It would be nice to have a system that continuously monitors a wide range of information on the Internet, and then alerts you to the fact that the price of your favorite company stock has just reached a certain level. This is one potential use case for the peer-to-peer continuous query protocol (PeerCQ), as described by the authors in this paper. PeerCQ follows in the footsteps of OpenCQ and WebCQ, which were also built at the College of Computing at Georgia Tech. The novelty here is to perform continuous queries (CQs) using current peer-to-peer (P2P) techniques.
In PeerCQ, information monitoring requests are expressed in terms of CQs. Each CQ is assigned an identifier. A service partitioning scheme is then used to assign CQ identifiers to peers.

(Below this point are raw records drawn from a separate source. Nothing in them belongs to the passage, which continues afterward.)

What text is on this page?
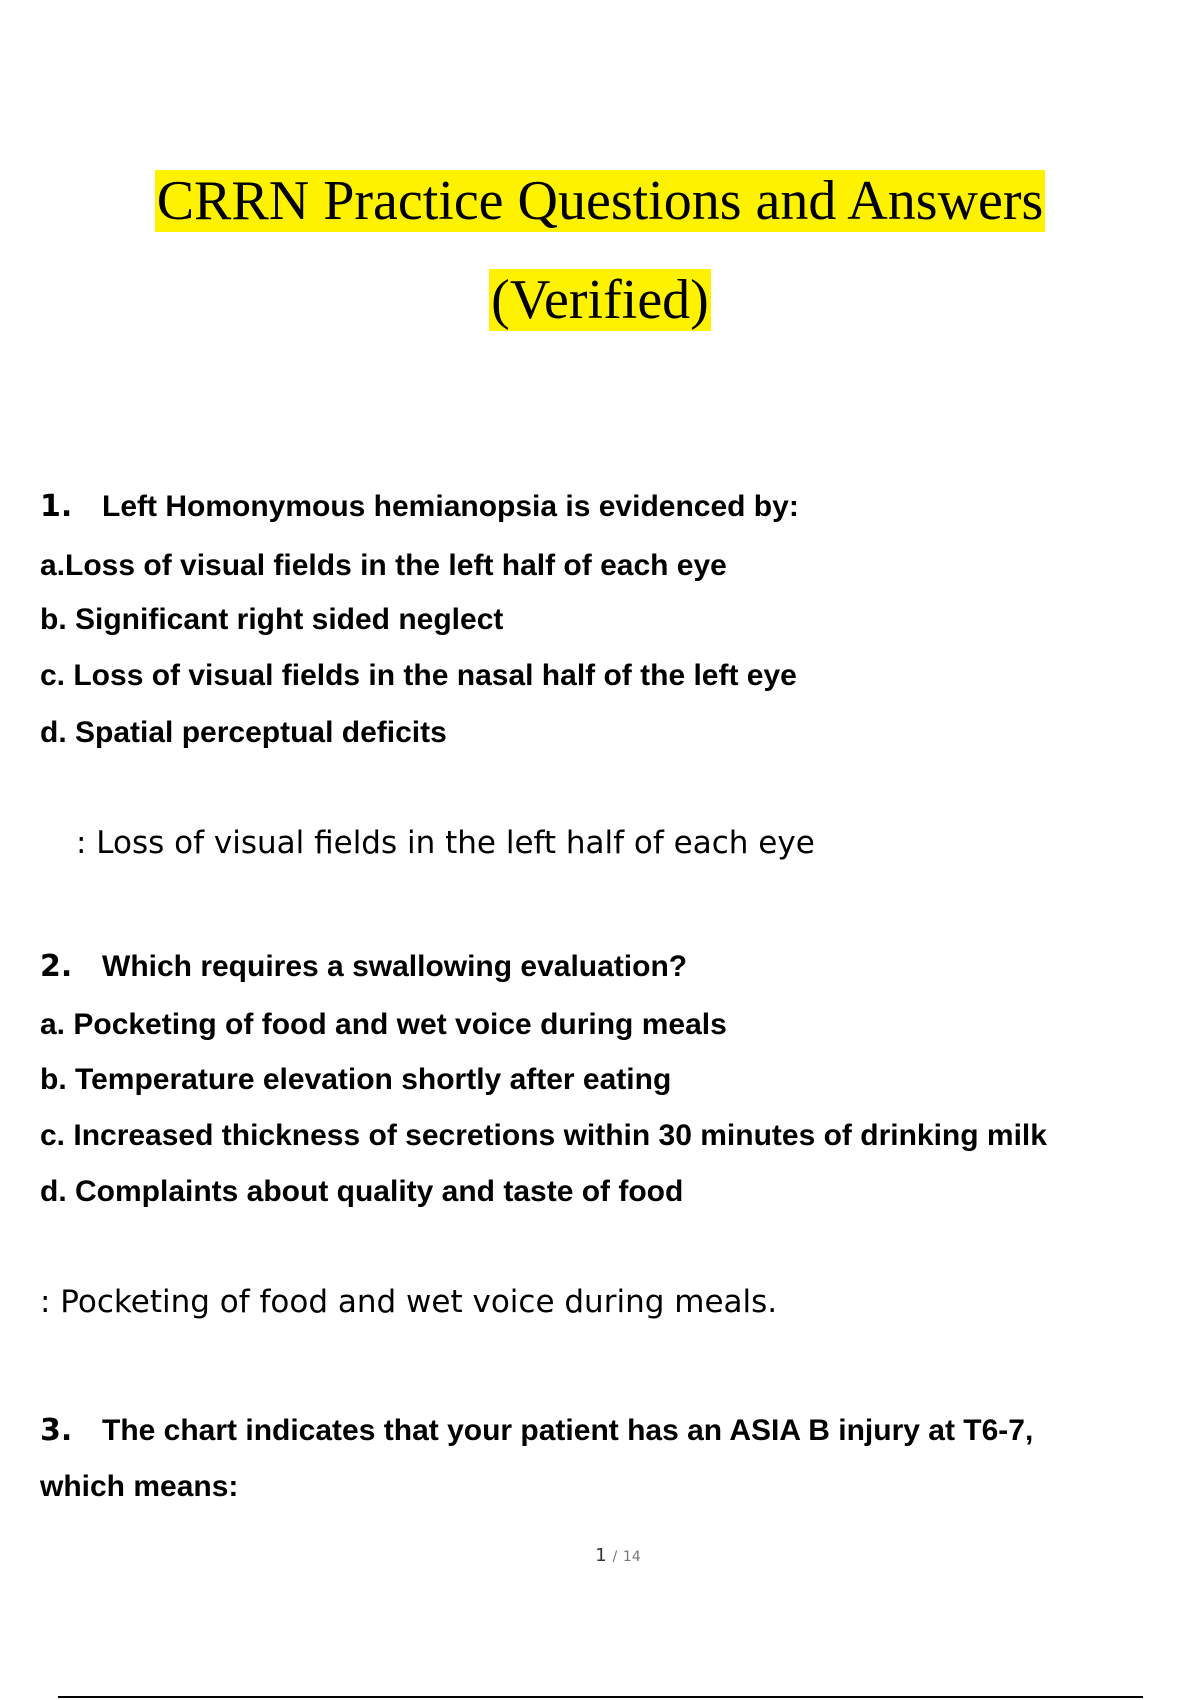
CRRN Practice Questions and Answers
(Verified)
1. Left Homonymous hemianopsia is evidenced by:
a.Loss of visual fields in the left half of each eye
b. Significant right sided neglect
c. Loss of visual fields in the nasal half of the left eye
d. Spatial perceptual deficits
: Loss of visual fields in the left half of each eye
2. Which requires a swallowing evaluation?
a. Pocketing of food and wet voice during meals
b. Temperature elevation shortly after eating
c. Increased thickness of secretions within 30 minutes of drinking milk
d. Complaints about quality and taste of food
: Pocketing of food and wet voice during meals.
3. The chart indicates that your patient has an ASIA B injury at T6-7,
which means:
1 / 14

The authors explain that, when this assignment is done randomly in heterogeneous P2P systems, performance is poor in terms of load balancing. Since heterogeneous peers are the norm on the Internet, a major challenge is achieving good load balancing between peers. This must be done with respect to the nature of the CQs, so as not to degrade overall system utilization.

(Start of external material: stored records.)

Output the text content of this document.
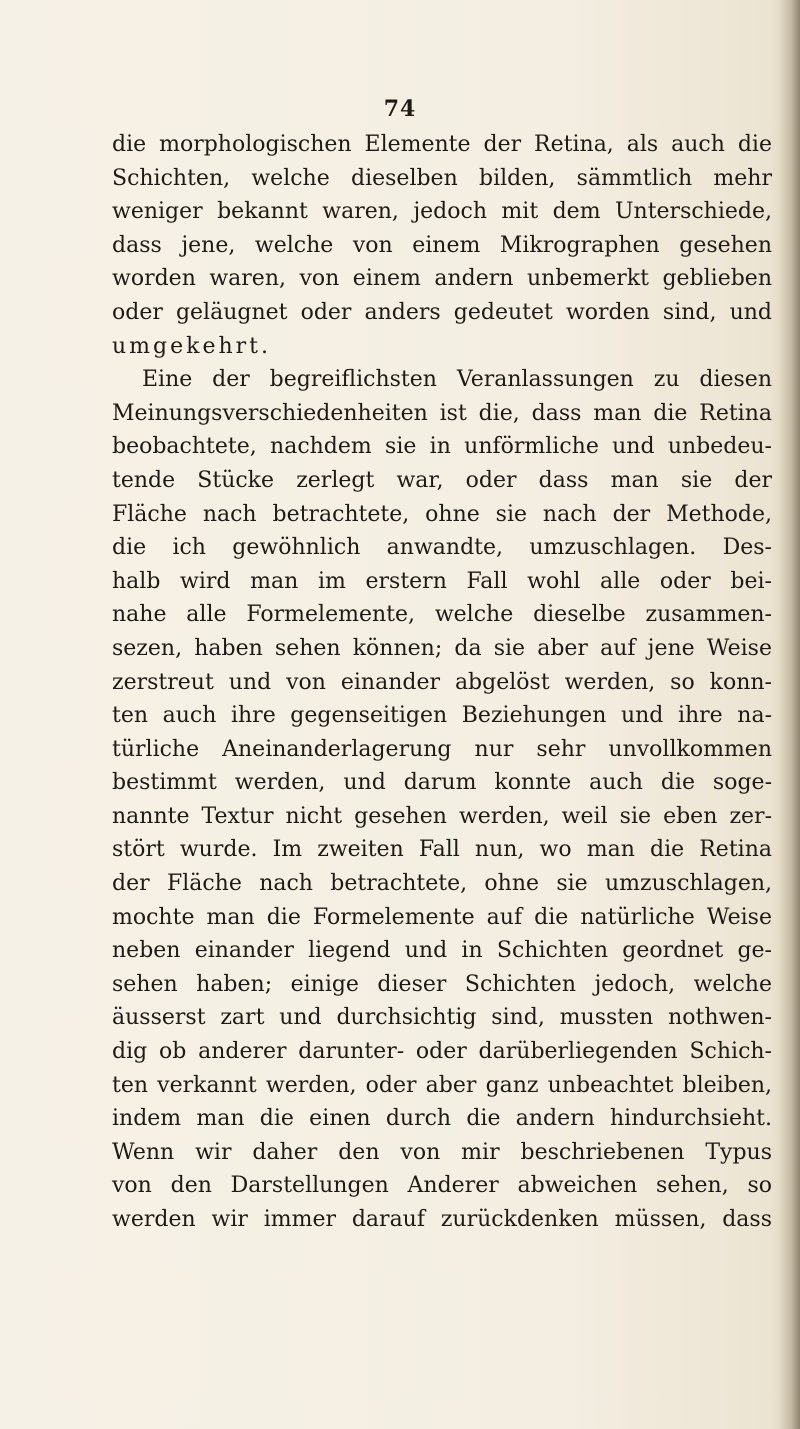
74
die morphologischen Elemente der Retina, als auch die
Schichten, welche dieselben bilden, sämmtlich mehr
weniger bekannt waren, jedoch mit dem Unterschiede,
dass jene, welche von einem Mikrographen gesehen
worden waren, von einem andern unbemerkt geblieben
oder geläugnet oder anders gedeutet worden sind, und
umgekehrt.
Eine der begreiflichsten Veranlassungen zu diesen
Meinungsverschiedenheiten ist die, dass man die Retina
beobachtete, nachdem sie in unförmliche und unbedeu-
tende Stücke zerlegt war, oder dass man sie der
Fläche nach betrachtete, ohne sie nach der Methode,
die ich gewöhnlich anwandte, umzuschlagen. Des-
halb wird man im erstern Fall wohl alle oder bei-
nahe alle Formelemente, welche dieselbe zusammen-
sezen, haben sehen können; da sie aber auf jene Weise
zerstreut und von einander abgelöst werden, so konn-
ten auch ihre gegenseitigen Beziehungen und ihre na-
türliche Aneinanderlagerung nur sehr unvollkommen
bestimmt werden, und darum konnte auch die soge-
nannte Textur nicht gesehen werden, weil sie eben zer-
stört wurde. Im zweiten Fall nun, wo man die Retina
der Fläche nach betrachtete, ohne sie umzuschlagen,
mochte man die Formelemente auf die natürliche Weise
neben einander liegend und in Schichten geordnet ge-
sehen haben; einige dieser Schichten jedoch, welche
äusserst zart und durchsichtig sind, mussten nothwen-
dig ob anderer darunter- oder darüberliegenden Schich-
ten verkannt werden, oder aber ganz unbeachtet bleiben,
indem man die einen durch die andern hindurchsieht.
Wenn wir daher den von mir beschriebenen Typus
von den Darstellungen Anderer abweichen sehen, so
werden wir immer darauf zurückdenken müssen, dass
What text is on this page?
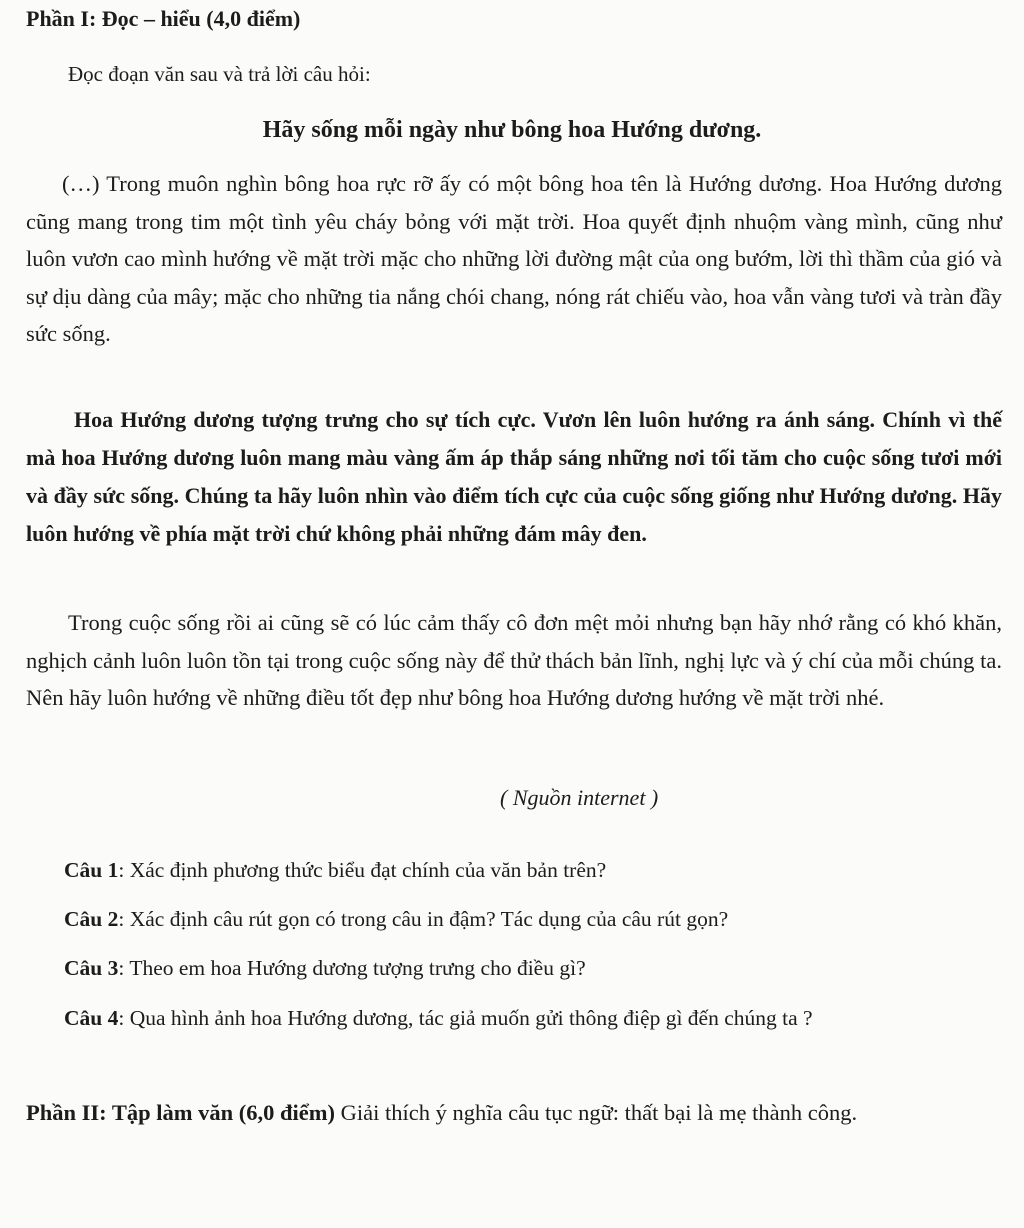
Phần I: Đọc – hiểu (4,0 điểm)
Đọc đoạn văn sau và trả lời câu hỏi:
Hãy sống mỗi ngày như bông hoa Hướng dương.

(…) Trong muôn nghìn bông hoa rực rỡ ấy có một bông hoa tên là Hướng dương. Hoa Hướng dương cũng mang trong tim một tình yêu cháy bỏng với mặt trời. Hoa quyết định nhuộm vàng mình, cũng như luôn vươn cao mình hướng về mặt trời mặc cho những lời đường mật của ong bướm, lời thì thầm của gió và sự dịu dàng của mây; mặc cho những tia nắng chói chang, nóng rát chiếu vào, hoa vẫn vàng tươi và tràn đầy sức sống.

Hoa Hướng dương tượng trưng cho sự tích cực. Vươn lên luôn hướng ra ánh sáng. Chính vì thế mà hoa Hướng dương luôn mang màu vàng ấm áp thắp sáng những nơi tối tăm cho cuộc sống tươi mới và đầy sức sống. Chúng ta hãy luôn nhìn vào điểm tích cực của cuộc sống giống như Hướng dương. Hãy luôn hướng về phía mặt trời chứ không phải những đám mây đen.

Trong cuộc sống rồi ai cũng sẽ có lúc cảm thấy cô đơn mệt mỏi nhưng bạn hãy nhớ rằng có khó khăn, nghịch cảnh luôn luôn tồn tại trong cuộc sống này để thử thách bản lĩnh, nghị lực và ý chí của mỗi chúng ta. Nên hãy luôn hướng về những điều tốt đẹp như bông hoa Hướng dương hướng về mặt trời nhé.

( Nguồn internet )
Câu 1: Xác định phương thức biểu đạt chính của văn bản trên?
Câu 2: Xác định câu rút gọn có trong câu in đậm? Tác dụng của câu rút gọn?
Câu 3: Theo em hoa Hướng dương tượng trưng cho điều gì?
Câu 4: Qua hình ảnh hoa Hướng dương, tác giả muốn gửi thông điệp gì đến chúng ta ?
Phần II: Tập làm văn (6,0 điểm) Giải thích ý nghĩa câu tục ngữ: thất bại là mẹ thành công.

To meet this challenge, the authors have designed and simulated a smart service partitioning scheme. Instead of just randomly matching CQ identifiers to peer identifiers, the matching algorithm is divided into two phases. In the first phase, matching is performed based on the strict numerical closeness of the CQ identifier to the peer identifier. The second phase fine-tunes this matching by taking into consideration the following factors: the grouping of similar CQs that monitor the same data source and item, the loading factor of the peer, and the distance between the peer and the data source to be monitored. A number of experimental results are formally presented. Both the experimental results and methods used will be of great interest to anyone who wants to explore the internal theories and algorithms involved in real-world P2P architectures.
This paper is easy to follow, and very well written and referenced. It exposes a number of critical issues in P2P computing, and formally demonstrates how an algorithm can be built and analyzed to address those issues.